The Pacific Tsunami Warning Centre said no destructive tsunami was expected from the quake but the West Coast-Alaska Tsunami Warning Centre issued a warning for coastal sections of British Columbia and Alaska. To the south, the warning extended south to Washington, Oregon and Northern California.
Emergency Info B.C. confirms two tsunami waves have been measured at Langara Island on the the northern end of Haida Gwaii. Both measured under 50 centimeters.
The quake was felt across a wide area of north-central B.C., including Prince Rupert, Sandspit and Kitimat, and was felt as far away as Quesnel, Houston and Kamloops. It was followed by multiple aftershocks as high as 5.8 in the following minutes.

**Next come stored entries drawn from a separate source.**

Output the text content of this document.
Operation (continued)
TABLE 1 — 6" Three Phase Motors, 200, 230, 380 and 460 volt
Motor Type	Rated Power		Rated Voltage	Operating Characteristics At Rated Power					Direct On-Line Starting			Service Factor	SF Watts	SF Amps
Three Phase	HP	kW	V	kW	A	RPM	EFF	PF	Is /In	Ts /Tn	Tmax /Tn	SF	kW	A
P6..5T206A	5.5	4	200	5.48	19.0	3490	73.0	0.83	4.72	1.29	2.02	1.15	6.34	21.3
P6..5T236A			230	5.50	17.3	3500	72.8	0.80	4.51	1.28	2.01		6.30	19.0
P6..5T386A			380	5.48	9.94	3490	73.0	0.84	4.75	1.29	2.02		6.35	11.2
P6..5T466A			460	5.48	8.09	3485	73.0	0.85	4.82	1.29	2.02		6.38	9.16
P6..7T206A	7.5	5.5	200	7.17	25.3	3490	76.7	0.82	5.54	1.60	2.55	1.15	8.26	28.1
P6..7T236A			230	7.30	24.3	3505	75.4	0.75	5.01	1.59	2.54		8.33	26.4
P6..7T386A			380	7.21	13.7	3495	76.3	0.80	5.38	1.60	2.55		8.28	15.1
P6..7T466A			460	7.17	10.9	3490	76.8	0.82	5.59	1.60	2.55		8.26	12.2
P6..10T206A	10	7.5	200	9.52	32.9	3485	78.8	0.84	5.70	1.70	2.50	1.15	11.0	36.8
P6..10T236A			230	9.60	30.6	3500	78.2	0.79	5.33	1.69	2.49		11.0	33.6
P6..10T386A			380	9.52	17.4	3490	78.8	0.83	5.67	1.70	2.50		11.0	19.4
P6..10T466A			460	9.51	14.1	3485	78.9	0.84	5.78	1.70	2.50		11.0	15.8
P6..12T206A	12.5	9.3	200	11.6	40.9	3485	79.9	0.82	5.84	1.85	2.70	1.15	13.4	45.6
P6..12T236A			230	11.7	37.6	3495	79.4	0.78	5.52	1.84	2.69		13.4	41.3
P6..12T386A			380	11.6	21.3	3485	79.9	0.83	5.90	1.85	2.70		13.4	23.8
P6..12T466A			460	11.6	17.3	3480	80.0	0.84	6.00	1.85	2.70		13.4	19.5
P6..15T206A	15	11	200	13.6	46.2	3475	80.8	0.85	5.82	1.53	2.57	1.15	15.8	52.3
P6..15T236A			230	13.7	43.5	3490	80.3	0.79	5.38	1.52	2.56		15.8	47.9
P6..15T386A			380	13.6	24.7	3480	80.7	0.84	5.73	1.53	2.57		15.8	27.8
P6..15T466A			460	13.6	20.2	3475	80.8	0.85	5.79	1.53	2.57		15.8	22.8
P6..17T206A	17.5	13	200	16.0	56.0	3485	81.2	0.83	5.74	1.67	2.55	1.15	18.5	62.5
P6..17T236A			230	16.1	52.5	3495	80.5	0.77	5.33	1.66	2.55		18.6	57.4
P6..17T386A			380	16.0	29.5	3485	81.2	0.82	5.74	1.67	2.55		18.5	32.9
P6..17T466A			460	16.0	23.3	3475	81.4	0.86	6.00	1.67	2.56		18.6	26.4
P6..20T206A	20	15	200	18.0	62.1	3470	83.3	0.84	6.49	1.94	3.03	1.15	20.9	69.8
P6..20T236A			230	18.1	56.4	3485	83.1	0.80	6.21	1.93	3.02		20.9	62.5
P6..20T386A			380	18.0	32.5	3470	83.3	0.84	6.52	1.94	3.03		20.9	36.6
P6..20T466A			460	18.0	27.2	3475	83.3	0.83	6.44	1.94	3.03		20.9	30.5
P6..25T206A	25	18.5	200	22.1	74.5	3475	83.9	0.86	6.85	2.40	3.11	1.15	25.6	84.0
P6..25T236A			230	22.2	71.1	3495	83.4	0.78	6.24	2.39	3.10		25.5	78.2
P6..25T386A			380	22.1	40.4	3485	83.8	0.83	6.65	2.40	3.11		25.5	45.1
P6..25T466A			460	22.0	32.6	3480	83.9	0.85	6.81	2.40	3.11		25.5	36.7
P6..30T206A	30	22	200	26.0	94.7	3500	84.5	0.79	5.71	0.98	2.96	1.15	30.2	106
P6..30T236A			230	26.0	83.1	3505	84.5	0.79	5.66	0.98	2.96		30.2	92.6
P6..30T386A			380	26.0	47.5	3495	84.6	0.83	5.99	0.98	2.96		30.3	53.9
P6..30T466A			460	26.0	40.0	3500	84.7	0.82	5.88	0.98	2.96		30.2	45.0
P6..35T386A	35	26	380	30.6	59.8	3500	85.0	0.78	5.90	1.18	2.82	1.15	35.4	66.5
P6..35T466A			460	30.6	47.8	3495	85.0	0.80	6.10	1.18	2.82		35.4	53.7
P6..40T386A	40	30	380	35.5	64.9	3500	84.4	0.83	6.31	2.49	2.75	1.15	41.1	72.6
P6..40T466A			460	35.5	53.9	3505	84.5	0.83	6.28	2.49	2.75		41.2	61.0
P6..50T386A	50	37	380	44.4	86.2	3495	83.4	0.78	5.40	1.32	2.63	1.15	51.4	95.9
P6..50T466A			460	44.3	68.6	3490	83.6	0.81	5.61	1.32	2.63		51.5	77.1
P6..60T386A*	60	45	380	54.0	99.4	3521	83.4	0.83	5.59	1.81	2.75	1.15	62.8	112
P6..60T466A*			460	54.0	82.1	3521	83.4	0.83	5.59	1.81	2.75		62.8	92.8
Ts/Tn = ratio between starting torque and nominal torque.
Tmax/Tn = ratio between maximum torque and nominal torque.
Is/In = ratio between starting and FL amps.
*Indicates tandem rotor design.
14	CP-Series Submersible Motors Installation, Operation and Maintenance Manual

There have been no reports of damage.
The quake was centred 198 kilometres south-southwest of Prince Rupert at a depth of 10 km, the USGS said.
Natural Resources Canada seismologist John Cassidy says this type of earthquake occurs when two tectonic plates slide against one another, and says it’s not the kind that usually causes substantial tsunamis.
The Pacific Tsunami Warning Centre said there was the possibility of “widespread dangerous coastal flooding accompanied by powerful currents.”
“A major earthquake occurred in the Haida Gwaii region (formerly known as the Queen Charlotte Islands). It was felt across much of north-central B.C., including Haida Gwaii, Prince Rupert, Quesnel and Houston. There have been no reports of damage at this time,” Natural Resources Canada said in a statement issued Saturday night.